Também a duração do tempo de trabalho é diferente, consoante o tipo de plataforma: nas de “geolocalização” pode atingir as 65h/semana, em média; nas de entregas, 59h/semana. Ainda assim, muitos dos trabalhadores revelaram que gostavam de trabalhar mais horas, para poderem ganhar mais.
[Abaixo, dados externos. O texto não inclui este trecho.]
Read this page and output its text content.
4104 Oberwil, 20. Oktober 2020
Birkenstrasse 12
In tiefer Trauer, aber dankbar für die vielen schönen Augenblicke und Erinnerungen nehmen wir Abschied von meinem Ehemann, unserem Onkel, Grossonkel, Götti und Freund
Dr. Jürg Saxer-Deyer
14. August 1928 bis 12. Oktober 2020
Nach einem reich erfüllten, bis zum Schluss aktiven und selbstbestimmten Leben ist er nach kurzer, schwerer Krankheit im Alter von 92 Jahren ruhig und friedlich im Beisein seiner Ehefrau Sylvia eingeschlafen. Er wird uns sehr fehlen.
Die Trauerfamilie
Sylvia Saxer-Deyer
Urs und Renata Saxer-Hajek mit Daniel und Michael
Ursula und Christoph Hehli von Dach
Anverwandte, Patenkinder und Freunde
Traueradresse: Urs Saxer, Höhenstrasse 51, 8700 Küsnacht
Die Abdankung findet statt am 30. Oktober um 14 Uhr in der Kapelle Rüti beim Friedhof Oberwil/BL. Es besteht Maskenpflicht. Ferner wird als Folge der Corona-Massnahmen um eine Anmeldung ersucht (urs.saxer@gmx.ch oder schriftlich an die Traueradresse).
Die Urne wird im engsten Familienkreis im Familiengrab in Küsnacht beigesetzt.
As plataformas assumem que estas pessoas são prestadores de serviços e por isso, segundo a Organização Internacional do Trabalho, há grandes lacunas no que diz respeito à segurança e saúde, acidentes de trabalho, subsídios de desemprego e de invalidez ou pensões de velhice. E a pandemia só acentuou os problemas destes trabalhadores sem proteção social e de saúde, especialmente, para os das plataformas de geolocalização.
Por isso, a Organização Internacional do Trabalho considera que é preciso agir.
Alguns países já avançaram com medidas que exigem às plataformas a responsabilidade por diversos tipos de proteção; noutros, foram obrigadas a assumir estas pessoas como seus trabalhadores, com contratos.
Mas como as plataformas operam em múltiplas jurisdições, a OIT considera que é preciso apostar no diálogo e coordenação de políticas a nível internacional para garantir a aplicação das normas internacionais do trabalho. E apela ao diálogo social e à cooperação a nível regulatório entre plataformas de trabalho digitais, trabalhadores e governos.
O objetivo é que os trabalhadores das plataformas tenham uma situação profissional definida e tenham acesso a direitos e benefícios sociais, decorrentes do trabalho realizado.
Para o diretor geral da OIT, Guy Ryder, “todos os trabalhadores e trabalhadoras, independentemente do seu estatuto profissional, precisam de poder exercer os seus direitos fundamentais no trabalho”.